Comparing .NET AI Integration Options in 2026
Three mature options exist for .NET developers integrating Ollama: OllamaSharp for direct, Ollama-specific access; Microsoft.Extensions.AI for model-agnostic, interface-driven integration; and Semantic Kernel for complex agentic workflows. Most teams will find Microsoft.Extensions.AI the right starting point — it provides the portability of the IChatClient abstraction without the complexity of Semantic Kernel’s plugin system, and OllamaSharp serves as the underlying implementation so Ollama-specific features remain accessible when needed. The investment in learning the Microsoft.Extensions.AI patterns pays off when your team later needs to swap backends, add caching, or integrate with Azure AI services — the abstraction layer makes all of these changes configuration-level rather than code-level decisions.
The .NET AI tooling ecosystem has matured quickly enough that teams no longer need to make significant trade-offs to use it. The quality of the client libraries, the breadth of the documentation, and the community of examples have all reached a level comparable to the Python ecosystem for the most common AI integration patterns. Teams already invested in .NET infrastructure — Azure services, Entity Framework, ASP.NET Core — will find the .NET AI path the most natural route to local AI integration, avoiding the context-switching and operational complexity of maintaining a separate Python service for AI features within a predominantly .NET environment.
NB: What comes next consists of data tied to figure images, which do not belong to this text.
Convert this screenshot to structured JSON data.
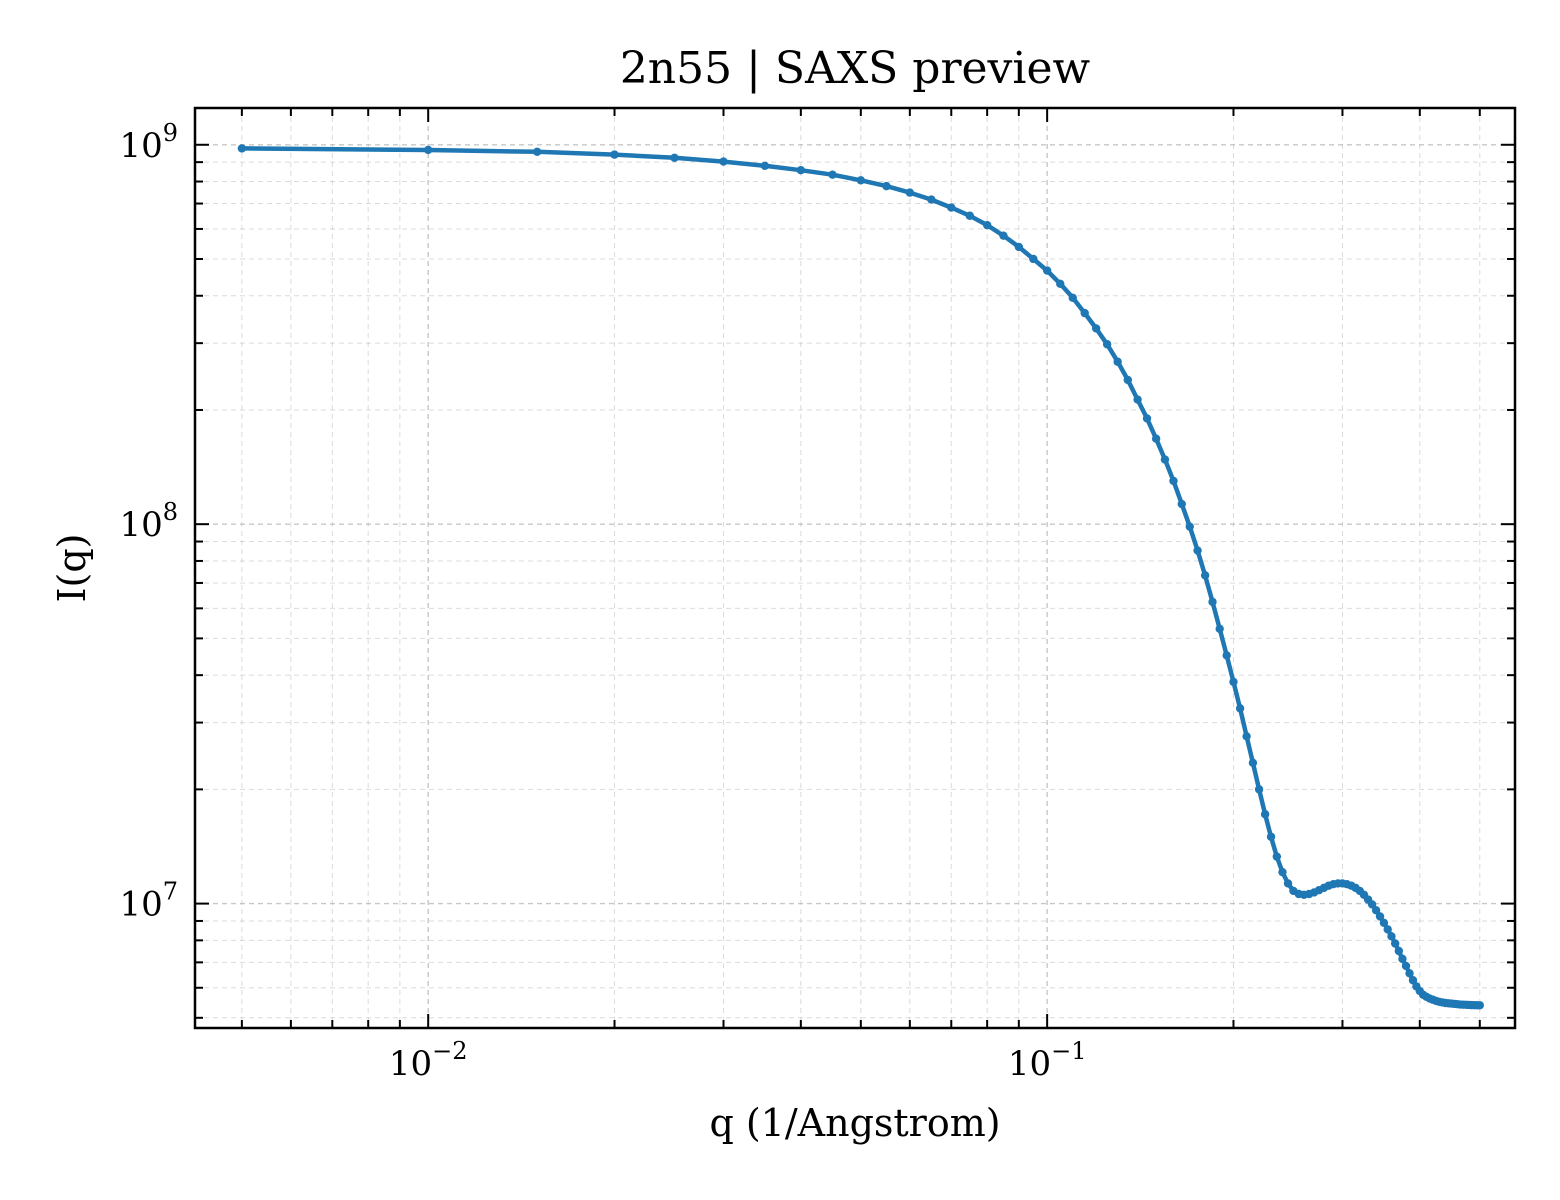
{
  "chart_data": {
    "type": "line",
    "title": "2n55 | SAXS preview",
    "xlabel": "q (1/Angstrom)",
    "ylabel": "I(q)",
    "xscale": "log",
    "yscale": "log",
    "xlim": [
      0.0042,
      0.57
    ],
    "ylim": [
      4700000,
      1250000000
    ],
    "grid": true,
    "legend": "none",
    "color": "#1f77b4",
    "x_ticks": [
      {
        "value": 0.01,
        "base": "10",
        "exp": "−2"
      },
      {
        "value": 0.1,
        "base": "10",
        "exp": "−1"
      }
    ],
    "y_ticks": [
      {
        "value": 10000000,
        "base": "10",
        "exp": "7"
      },
      {
        "value": 100000000,
        "base": "10",
        "exp": "8"
      },
      {
        "value": 1000000000,
        "base": "10",
        "exp": "9"
      }
    ],
    "series": [
      {
        "x": [
          0.005,
          0.01,
          0.015,
          0.02,
          0.025,
          0.03,
          0.035,
          0.04,
          0.045,
          0.05,
          0.055,
          0.06,
          0.065,
          0.07,
          0.075,
          0.08,
          0.085,
          0.09,
          0.095,
          0.1,
          0.105,
          0.11,
          0.115,
          0.12,
          0.125,
          0.13,
          0.135,
          0.14,
          0.145,
          0.15,
          0.155,
          0.16,
          0.165,
          0.17,
          0.175,
          0.18,
          0.185,
          0.19,
          0.195,
          0.2,
          0.205,
          0.21,
          0.215,
          0.22,
          0.225,
          0.23,
          0.235,
          0.24,
          0.245,
          0.25,
          0.255,
          0.26,
          0.265,
          0.27,
          0.275,
          0.28,
          0.285,
          0.29,
          0.295,
          0.3,
          0.305,
          0.31,
          0.315,
          0.32,
          0.325,
          0.33,
          0.335,
          0.34,
          0.345,
          0.35,
          0.355,
          0.36,
          0.365,
          0.37,
          0.375,
          0.38,
          0.385,
          0.39,
          0.395,
          0.4,
          0.405,
          0.41,
          0.415,
          0.42,
          0.425,
          0.43,
          0.435,
          0.44,
          0.445,
          0.45,
          0.455,
          0.46,
          0.465,
          0.47,
          0.475,
          0.48,
          0.485,
          0.49,
          0.495,
          0.5
        ],
        "y": [
          978000000,
          969000000,
          958000000,
          942000000,
          924000000,
          903000000,
          880000000,
          857000000,
          834000000,
          806000000,
          778000000,
          748000000,
          717000000,
          683000000,
          650000000,
          614000000,
          576000000,
          538000000,
          500000000,
          466000000,
          430000000,
          395000000,
          360000000,
          328000000,
          298000000,
          268000000,
          240000000,
          213000000,
          190000000,
          168000000,
          148000000,
          130000000,
          113000000,
          98500000,
          85200000,
          73300000,
          62400000,
          53000000,
          45100000,
          38400000,
          32700000,
          27600000,
          23500000,
          20000000,
          17200000,
          15000000,
          13300000,
          12100000,
          11300000,
          10800000,
          10600000,
          10550000,
          10600000,
          10700000,
          10850000,
          11000000,
          11150000,
          11250000,
          11300000,
          11300000,
          11250000,
          11150000,
          11000000,
          10800000,
          10550000,
          10250000,
          9950000,
          9600000,
          9250000,
          8900000,
          8550000,
          8200000,
          7850000,
          7500000,
          7150000,
          6850000,
          6550000,
          6280000,
          6050000,
          5880000,
          5750000,
          5680000,
          5620000,
          5580000,
          5540000,
          5510000,
          5490000,
          5470000,
          5460000,
          5450000,
          5440000,
          5430000,
          5420000,
          5415000,
          5410000,
          5405000,
          5400000,
          5398000,
          5396000,
          5395000
        ]
      }
    ]
  }
}
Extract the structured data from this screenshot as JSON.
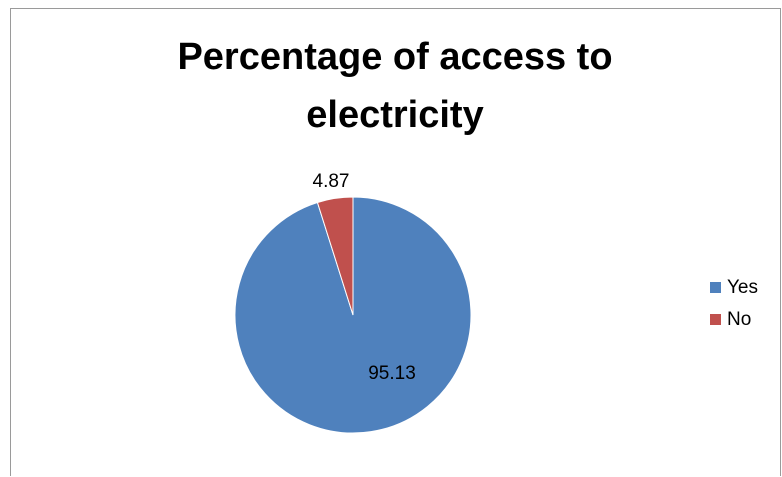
{
  "chart_data": {
    "type": "pie",
    "title_lines": [
      "Percentage of access to",
      "electricity"
    ],
    "categories": [
      "Yes",
      "No"
    ],
    "values": [
      95.13,
      4.87
    ],
    "data_labels": [
      "95.13",
      "4.87"
    ],
    "colors": [
      "#4f81bd",
      "#c0504d"
    ],
    "legend_position": "right"
  }
}
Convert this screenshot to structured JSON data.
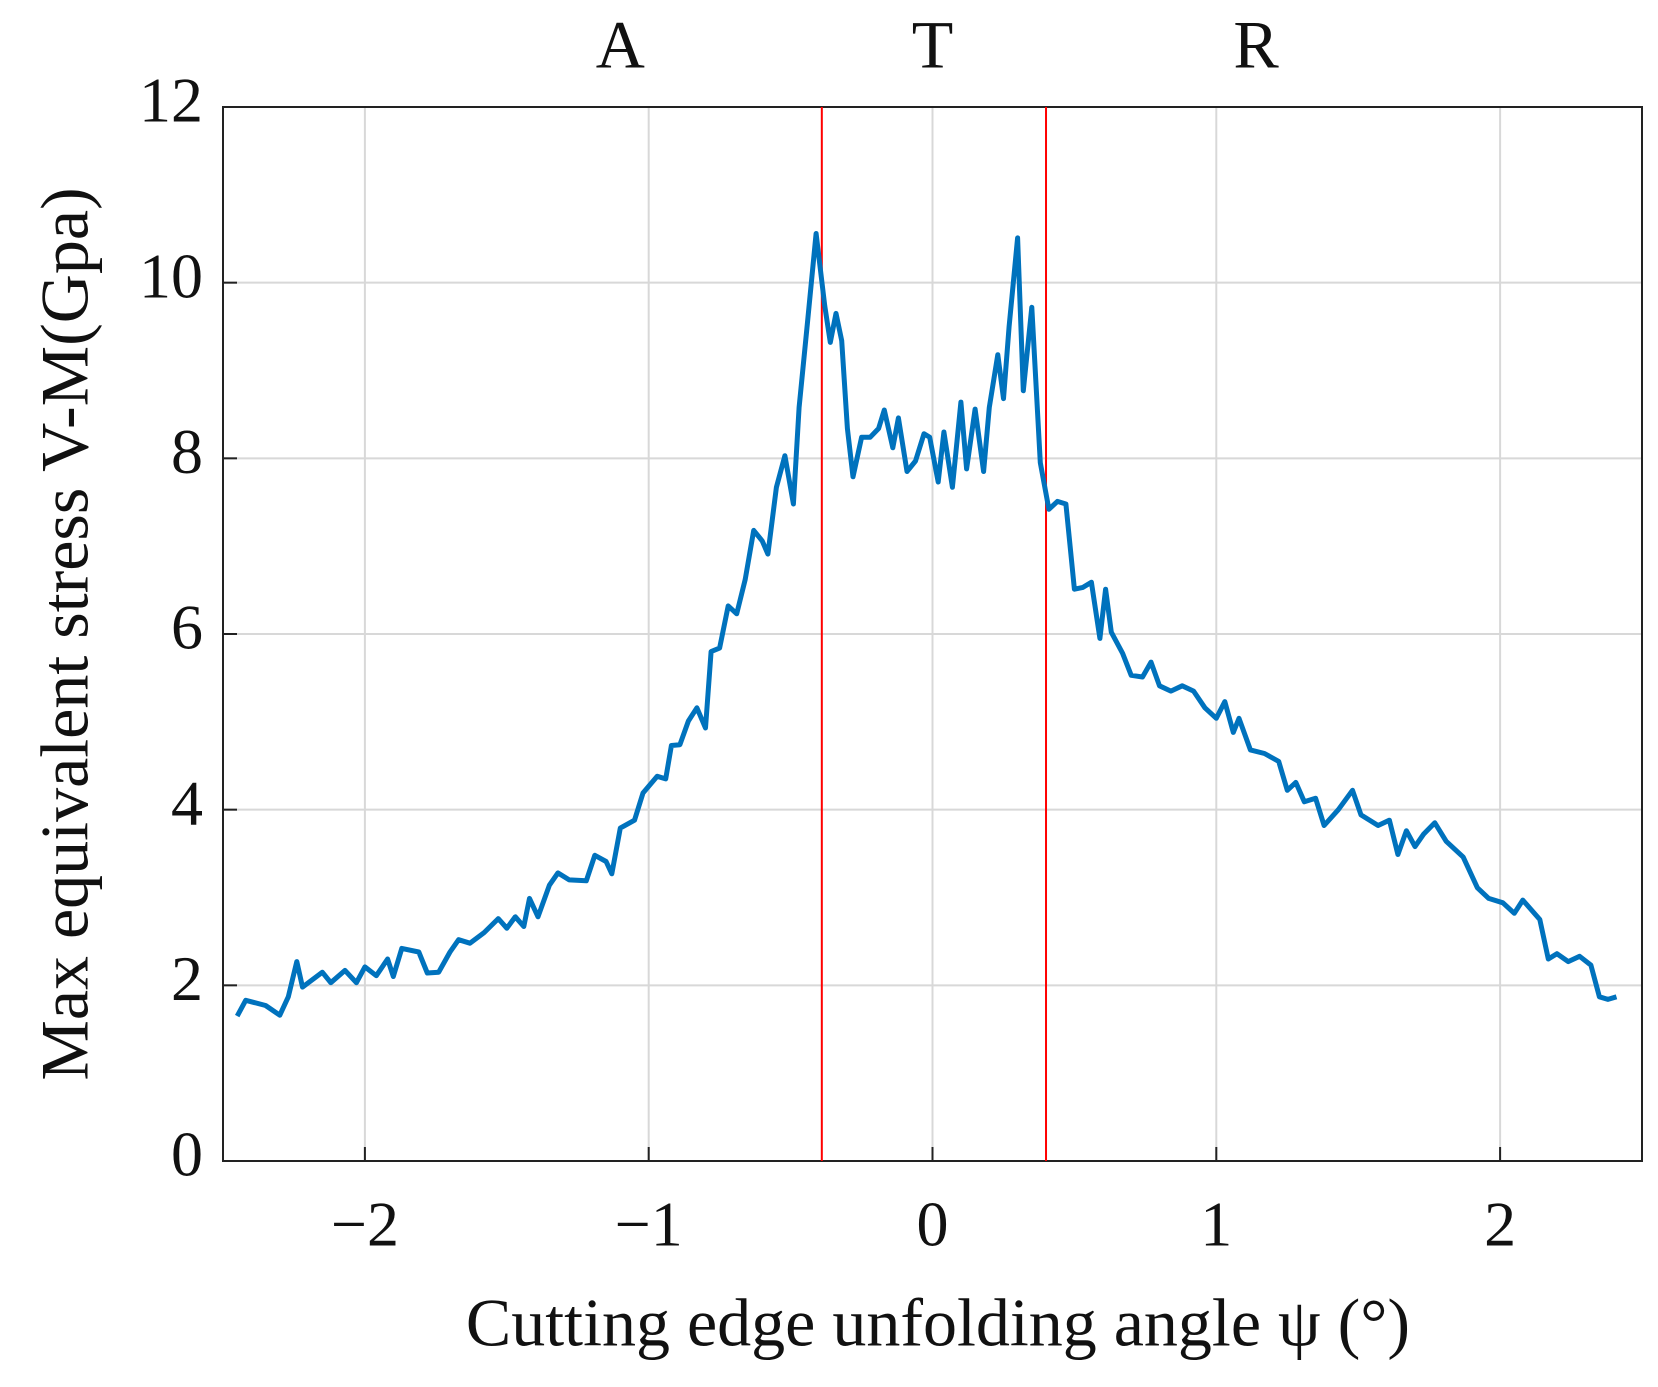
{
  "chart_data": {
    "type": "line",
    "xlabel": "Cutting edge unfolding angle ψ (°)",
    "ylabel": "Max equivalent stress V-M(Gpa)",
    "region_labels": [
      "A",
      "T",
      "R"
    ],
    "vlines": [
      -0.39,
      0.4
    ],
    "vline_color": "#ff0000",
    "grid": true,
    "xlim": [
      -2.5,
      2.5
    ],
    "ylim": [
      0,
      12
    ],
    "xticks": [
      {
        "value": -2,
        "label": "−2"
      },
      {
        "value": -1,
        "label": "−1"
      },
      0,
      1,
      2
    ],
    "yticks": [
      0,
      2,
      4,
      6,
      8,
      10,
      12
    ],
    "x": [
      -2.45,
      -2.42,
      -2.35,
      -2.3,
      -2.27,
      -2.24,
      -2.22,
      -2.15,
      -2.12,
      -2.07,
      -2.03,
      -2.0,
      -1.96,
      -1.92,
      -1.9,
      -1.87,
      -1.81,
      -1.78,
      -1.74,
      -1.7,
      -1.67,
      -1.63,
      -1.58,
      -1.53,
      -1.5,
      -1.47,
      -1.44,
      -1.42,
      -1.39,
      -1.35,
      -1.32,
      -1.28,
      -1.22,
      -1.19,
      -1.15,
      -1.13,
      -1.1,
      -1.05,
      -1.02,
      -0.97,
      -0.94,
      -0.92,
      -0.89,
      -0.86,
      -0.83,
      -0.8,
      -0.78,
      -0.75,
      -0.72,
      -0.69,
      -0.66,
      -0.63,
      -0.6,
      -0.58,
      -0.55,
      -0.52,
      -0.49,
      -0.47,
      -0.44,
      -0.41,
      -0.38,
      -0.36,
      -0.34,
      -0.32,
      -0.3,
      -0.28,
      -0.25,
      -0.22,
      -0.19,
      -0.17,
      -0.14,
      -0.12,
      -0.09,
      -0.06,
      -0.03,
      -0.01,
      0.02,
      0.04,
      0.07,
      0.1,
      0.12,
      0.15,
      0.18,
      0.2,
      0.23,
      0.25,
      0.27,
      0.3,
      0.32,
      0.35,
      0.38,
      0.41,
      0.44,
      0.47,
      0.5,
      0.53,
      0.56,
      0.59,
      0.61,
      0.63,
      0.67,
      0.7,
      0.74,
      0.77,
      0.8,
      0.84,
      0.88,
      0.92,
      0.96,
      1.0,
      1.03,
      1.06,
      1.08,
      1.12,
      1.17,
      1.22,
      1.25,
      1.28,
      1.31,
      1.35,
      1.38,
      1.43,
      1.48,
      1.51,
      1.57,
      1.61,
      1.64,
      1.67,
      1.7,
      1.73,
      1.77,
      1.81,
      1.87,
      1.92,
      1.96,
      2.01,
      2.05,
      2.08,
      2.14,
      2.17,
      2.2,
      2.24,
      2.28,
      2.32,
      2.35,
      2.38,
      2.41
    ],
    "series": [
      {
        "name": "Max equivalent stress",
        "color": "#0072bd",
        "values": [
          1.65,
          1.83,
          1.77,
          1.66,
          1.87,
          2.27,
          1.98,
          2.15,
          2.03,
          2.17,
          2.03,
          2.21,
          2.11,
          2.3,
          2.1,
          2.42,
          2.38,
          2.14,
          2.15,
          2.38,
          2.52,
          2.48,
          2.6,
          2.76,
          2.65,
          2.78,
          2.67,
          2.99,
          2.78,
          3.14,
          3.28,
          3.2,
          3.19,
          3.48,
          3.41,
          3.27,
          3.79,
          3.88,
          4.19,
          4.38,
          4.35,
          4.73,
          4.74,
          5.01,
          5.16,
          4.93,
          5.8,
          5.84,
          6.32,
          6.23,
          6.62,
          7.18,
          7.06,
          6.91,
          7.67,
          8.03,
          7.48,
          8.58,
          9.56,
          10.56,
          9.74,
          9.32,
          9.65,
          9.34,
          8.34,
          7.79,
          8.24,
          8.24,
          8.34,
          8.55,
          8.12,
          8.46,
          7.85,
          7.97,
          8.28,
          8.24,
          7.73,
          8.3,
          7.67,
          8.64,
          7.88,
          8.56,
          7.85,
          8.58,
          9.18,
          8.68,
          9.5,
          10.51,
          8.77,
          9.72,
          7.95,
          7.42,
          7.51,
          7.48,
          6.51,
          6.53,
          6.59,
          5.95,
          6.51,
          6.02,
          5.78,
          5.53,
          5.51,
          5.68,
          5.41,
          5.35,
          5.41,
          5.35,
          5.16,
          5.04,
          5.23,
          4.88,
          5.04,
          4.68,
          4.64,
          4.55,
          4.22,
          4.31,
          4.09,
          4.13,
          3.82,
          4.0,
          4.22,
          3.94,
          3.82,
          3.88,
          3.49,
          3.76,
          3.58,
          3.72,
          3.85,
          3.64,
          3.46,
          3.11,
          2.99,
          2.94,
          2.82,
          2.97,
          2.75,
          2.3,
          2.36,
          2.27,
          2.33,
          2.23,
          1.87,
          1.84,
          1.87
        ]
      }
    ]
  }
}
The local AI stack — Ollama for inference, Microsoft.Extensions.AI for the .NET abstraction layer, and your existing ASP.NET Core or MAUI application as the host — is production-ready in 2026 and actively supported by Microsoft. Teams that build on it today are investing in a foundation that will remain relevant as both Ollama and the .NET AI ecosystem continue to improve, with the model-agnostic interface layer protecting the application code from changes in the underlying inference backend — a combination that positions .NET teams well for the continued evolution of local AI capabilities over the next several years — and the work you do integrating AI into your .NET applications today will compound as both model quality and tooling maturity continue to improve on a consistent trajectory — the foundation you build today is the one you will build on as the technology matures and the quality ceiling of local models continues to rise with each new generation of open-weight releases.